La natura non sbaglia mai, e se continuiamo a prenderla sottogamba siamo noi a sbagliare e saremo noi ad estinguerci, con gran sollievo di tutto il creato.
Ma sentite questa, che è veramente una perla. Parliamo della c.d. “gerarchia della beccata”. Esiste una controversia tra gli ecologi in merito alla formazione delle gerarchie nelle specie sociali che usano suddividersi in classi, come regolarmente accade in diverse specie che formino comunità, dai lupi agli elefanti, dalle iene ai gabbiani. In esse c’è un despota indiscusso; “vi è poi - osserva l’Autore – l’individuo inferiore soltanto al despota, che perciò detta legge al resto del gruppo; segue, al terzo posto, l’individuo che subisce imposizioni solo dal despota e dal suo immediato successore, e la gerarchia continua di questo passo sino a comprendere tutti i membri del gruppo”. Anche tale “decreto” di natura è prezioso per la comunità intera (altro che bischerate sull’eguaglianza!) perché - se invece fosse perenne la contesa per il predominio - se ne avvantaggerebbero gli aggressori esterni.
La controversia di cui si accennava riguarda il meccanismo con cui tali gerarchie si formano. V’è una teoria che considera soltanto la “gerarchia della beccata”, per cui l’individuo che riesce a infliggere ai rivali beccate più dolorose, li dissuade da quel momento (se sopravvivono) dal riprovarci, e così via. Fare più male sarebbe quindi l’unico modo per prevalere. L’altra teoria considera invece la capacità di nuocere, dimostrata di fatto, come secondaria, e ritiene prevalenti altri fattori più “sottili”, che gli animali istintivamente percepiscono, nell’accettare la gerarchia.
Che c’è di divertente?
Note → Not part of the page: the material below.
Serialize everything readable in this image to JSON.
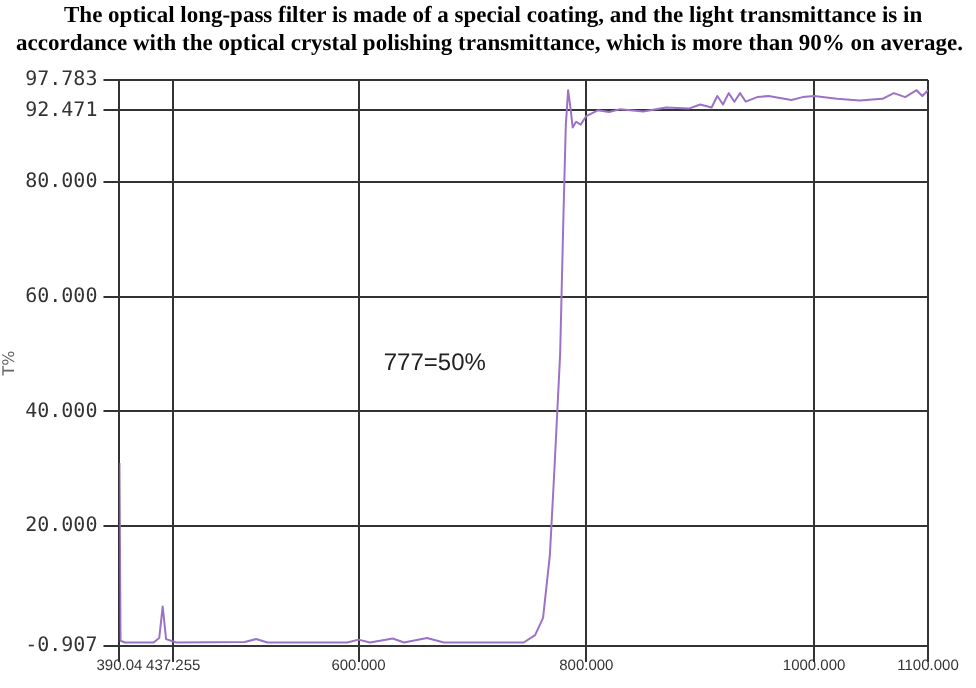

C’è che, guarda caso, la prima opinione è portata dalla letteratura americana (caposcuola: W. Allee, di Cicago) e la seconda da scienziati europei, come il Lorenz e lo stesso Tinbergen, che infatti la critica, accusandola di “falsare la valutazione di molti fenomeni”.
Ogni riferimento agli ammazzasette del Pentagono è esattamente voluto, con l’augurio che, a forza di falsare valutazioni, finiscano con l’estinguersi anche loro. A meno che non si decidano a imparare dalle galline.